Yew is a coniferous tree or large shrub commonly found in gardens, parks and forests. Yew is characterized by short needles and red fruit in the form of blueberries. The most poisonous part of this plant is the needles and seeds inside the red berries, but eating any other part of it can cause symptoms of poisoning. The most dangerous compounds in yew shrubs include: taxi, taxi, taxol and glycosides cyanogen. These compounds are absorbed very quickly in the digestive system, and the first symptoms may appear 30 minutes after consuming the plant.
When they are lured to the red balls on the branches, children who reach them willingly, thinking that they are edible fruit, are especially at risk of poisoning.
Symptoms of yew poisoning include:
- stomach pain,
- foamy vomit
- slows your breathing.
If any part of the yew bush is eaten, you should go to the nearest hospital immediately. After poisoning, patients, especially children, should be under constant medical supervision if their health deteriorates.
Poppy seeds are an annual plant, usually associated with red, delicate flower petals. Poppies are often found in wild meadows or fields because their cultivation, for example, in the garden, requires special permission. Planting poppies at home is prohibited by law and can result in fines or imprisonment. Poppy cultivation is strictly regulated, because opium is used to make strong medicines. All this is due to the many substances contained in poppy, which affect the nervous system of both humans and animals. There are about 7,000 in the seed capsule (poppy seed). seeds and poppy seeds morphine. In addition, it contains poppy codeine, papaverine, tebaine. The poppy stem and seed sac are the most toxic to humans. The first symptoms appear about 8 hours after taking opium poppy.
Symptoms poppy poisoning this:
- stomach ache
- shrinkage of students
- slow heart rate
- muscle tremors
- increase in blood pressure
The lily of the valley is a popular flower with white flowers resembling bells. It is often chosen as a decoration for home vases. It also often decorates home gardens and creates white and green carpets. Lilies of the valley are also chosen to create wreaths or other union ornaments, especially since their flowering period falls in May – the month of unity.
But you should know that every part of the lily of the valley is poisonous and powerful cardiac glycosidesused in the manufacture of medicines. You do not need to eat lilies to be poisoned. To irritate the skin or mucous membranes, it is enough to touch the mouth or eyes after contact with the flower.
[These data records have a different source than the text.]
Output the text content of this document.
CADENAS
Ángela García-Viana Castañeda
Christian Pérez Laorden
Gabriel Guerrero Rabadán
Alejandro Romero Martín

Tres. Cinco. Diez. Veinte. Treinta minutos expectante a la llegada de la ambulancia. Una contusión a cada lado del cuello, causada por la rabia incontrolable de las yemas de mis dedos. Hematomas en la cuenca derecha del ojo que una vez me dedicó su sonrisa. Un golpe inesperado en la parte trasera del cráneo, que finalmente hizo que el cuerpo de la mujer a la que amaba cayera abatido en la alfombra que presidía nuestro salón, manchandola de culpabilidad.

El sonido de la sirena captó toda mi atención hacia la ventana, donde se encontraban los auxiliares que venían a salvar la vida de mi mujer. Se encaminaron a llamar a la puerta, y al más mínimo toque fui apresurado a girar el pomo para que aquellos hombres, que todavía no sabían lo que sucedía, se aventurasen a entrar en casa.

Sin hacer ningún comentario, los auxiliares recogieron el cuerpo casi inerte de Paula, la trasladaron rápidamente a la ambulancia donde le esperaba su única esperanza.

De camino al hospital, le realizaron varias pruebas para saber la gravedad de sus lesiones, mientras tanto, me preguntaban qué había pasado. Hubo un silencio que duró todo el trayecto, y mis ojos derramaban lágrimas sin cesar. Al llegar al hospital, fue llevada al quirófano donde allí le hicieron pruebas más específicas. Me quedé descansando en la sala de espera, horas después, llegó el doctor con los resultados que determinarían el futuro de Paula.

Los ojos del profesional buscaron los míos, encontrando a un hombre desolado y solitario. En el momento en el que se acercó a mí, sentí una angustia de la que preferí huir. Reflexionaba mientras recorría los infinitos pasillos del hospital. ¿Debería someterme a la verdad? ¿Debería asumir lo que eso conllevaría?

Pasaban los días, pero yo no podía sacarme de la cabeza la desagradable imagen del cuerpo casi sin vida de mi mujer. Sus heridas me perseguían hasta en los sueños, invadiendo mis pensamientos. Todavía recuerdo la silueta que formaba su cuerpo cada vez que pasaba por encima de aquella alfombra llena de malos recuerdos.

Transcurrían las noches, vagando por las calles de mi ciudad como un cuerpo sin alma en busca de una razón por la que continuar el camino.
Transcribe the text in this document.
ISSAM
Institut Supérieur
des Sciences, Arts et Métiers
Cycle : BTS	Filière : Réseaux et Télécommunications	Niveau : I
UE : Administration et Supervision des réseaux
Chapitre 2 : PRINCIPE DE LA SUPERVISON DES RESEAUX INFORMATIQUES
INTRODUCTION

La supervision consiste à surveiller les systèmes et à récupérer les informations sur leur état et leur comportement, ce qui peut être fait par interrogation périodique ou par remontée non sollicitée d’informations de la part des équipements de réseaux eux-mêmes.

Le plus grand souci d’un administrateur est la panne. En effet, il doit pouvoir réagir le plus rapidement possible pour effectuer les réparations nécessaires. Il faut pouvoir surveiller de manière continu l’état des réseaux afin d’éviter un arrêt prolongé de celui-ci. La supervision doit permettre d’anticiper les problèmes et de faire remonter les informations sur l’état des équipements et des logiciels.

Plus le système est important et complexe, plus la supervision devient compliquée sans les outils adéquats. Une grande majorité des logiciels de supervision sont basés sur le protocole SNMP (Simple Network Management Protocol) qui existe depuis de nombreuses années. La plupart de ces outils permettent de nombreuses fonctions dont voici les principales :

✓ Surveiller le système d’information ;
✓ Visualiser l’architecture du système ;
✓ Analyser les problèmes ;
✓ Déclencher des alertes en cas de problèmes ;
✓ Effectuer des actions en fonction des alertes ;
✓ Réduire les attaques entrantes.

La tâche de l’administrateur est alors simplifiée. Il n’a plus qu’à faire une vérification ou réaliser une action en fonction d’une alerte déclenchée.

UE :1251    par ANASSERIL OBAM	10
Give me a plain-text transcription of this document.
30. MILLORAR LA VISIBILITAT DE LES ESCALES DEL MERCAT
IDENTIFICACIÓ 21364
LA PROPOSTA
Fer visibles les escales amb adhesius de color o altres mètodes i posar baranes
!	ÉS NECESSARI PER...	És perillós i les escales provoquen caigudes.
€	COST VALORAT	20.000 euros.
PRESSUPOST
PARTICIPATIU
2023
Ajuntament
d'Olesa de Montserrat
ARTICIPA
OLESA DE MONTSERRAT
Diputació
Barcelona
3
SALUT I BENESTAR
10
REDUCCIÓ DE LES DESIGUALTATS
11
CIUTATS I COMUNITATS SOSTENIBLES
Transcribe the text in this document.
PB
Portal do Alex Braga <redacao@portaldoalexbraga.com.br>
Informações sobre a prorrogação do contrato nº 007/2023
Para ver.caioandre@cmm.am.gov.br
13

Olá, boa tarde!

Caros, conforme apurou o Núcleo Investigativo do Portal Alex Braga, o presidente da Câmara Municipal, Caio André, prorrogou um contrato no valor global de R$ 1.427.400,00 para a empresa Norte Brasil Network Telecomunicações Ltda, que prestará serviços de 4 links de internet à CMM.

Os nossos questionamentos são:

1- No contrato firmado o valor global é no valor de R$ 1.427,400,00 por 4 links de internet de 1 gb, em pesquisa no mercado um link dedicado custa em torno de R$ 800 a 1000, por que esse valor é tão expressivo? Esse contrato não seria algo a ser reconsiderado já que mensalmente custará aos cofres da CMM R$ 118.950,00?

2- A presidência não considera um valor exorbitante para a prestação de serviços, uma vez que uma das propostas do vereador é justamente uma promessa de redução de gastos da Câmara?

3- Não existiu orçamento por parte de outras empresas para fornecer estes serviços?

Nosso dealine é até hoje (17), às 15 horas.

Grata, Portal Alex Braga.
Symptoms poisoning lily of the valley includes:
- chest density,
- Cardiac arrhythmia,
- blurred vision,
After consuming the berries of lily of the valley or any other part of it, you first feel a jump. blood pressure and increased heart rate. After that, the heart rate slows down until it arrives suddenly arrest Circulation. In case of suspicion of poisoning by lilies of the valley, you should constantly monitor the basic vital functions and call an ambulance as soon as possible.
It should also be remembered that lilies of the valley are poisonous to animals. Dogs, cats and other pets can also be poisoned by lilies of the valley and require urgent veterinary intervention.
Wash your hands thoroughly after each contact with the plant and remember not to touch the mini eyes, mouth or nose.
Sosnowski borscht is a plant that can be found in the wild, in areas that grow wild, but is also increasingly seen in areas inhabited by humans. in residential areas or single-family homes. Sosnowski’s borsch can be mixed with dill, as it is a tall plant (up to 4 meters) with white leaves spread over the trunk in the form of a “roof”.
This is what is dangerous for the plant furanocoumarins – Dangerous compounds that cause extensive 2nd and 3rd degree burns with blisters when exposed to sunlight and in contact with human skin. There have been cases where burns with this plant resulted in the death of the wounded.
The reaction on contact with Sosnowski borscht depends on the external temperature. The hotter it is, the wider the burns. Visual symptoms appear within 30 minutes after contact with the plant.
Initially, where it comes in contact with the plant, redness appears later numerous blisters. Changed skin this is frustrating and very itchy. The skin becomes inflamed within a few days, then the burn area darkens and the skin may remain in this state for several months.
Immediate medical intervention is required after contact with the plant and the burn area should be provided as it may result in non-interference with the burns. necrosis skin.
Euonymus is often chosen as a shrub that forms hedges in gardens or estates. It reaches a height of 3 meters and is a spreading branch, so the cover is ideal for fencing as a bush. Euonymus bears fruit in the form of small, red and fleshy balls, gathered in several groups on one branch. Although every part of Euonymus is poisonous, it is the fruit that has the most toxic effects on the human body. Euonymus contains glycosides: evobiozid and evomonoside. A toxic dose is considered to be the consumption of about 30 euonymus fruits, and the first symptoms appear only after a few hours, which allows the toxin to spread throughout the body during this time.
Down Symptoms of euonymus fruit poisoning includes:
- Cardiac arrhythmia
Poisoning by euonymus without first aid, can be ends in death as a result of heart problems and sudden cardiac arrest.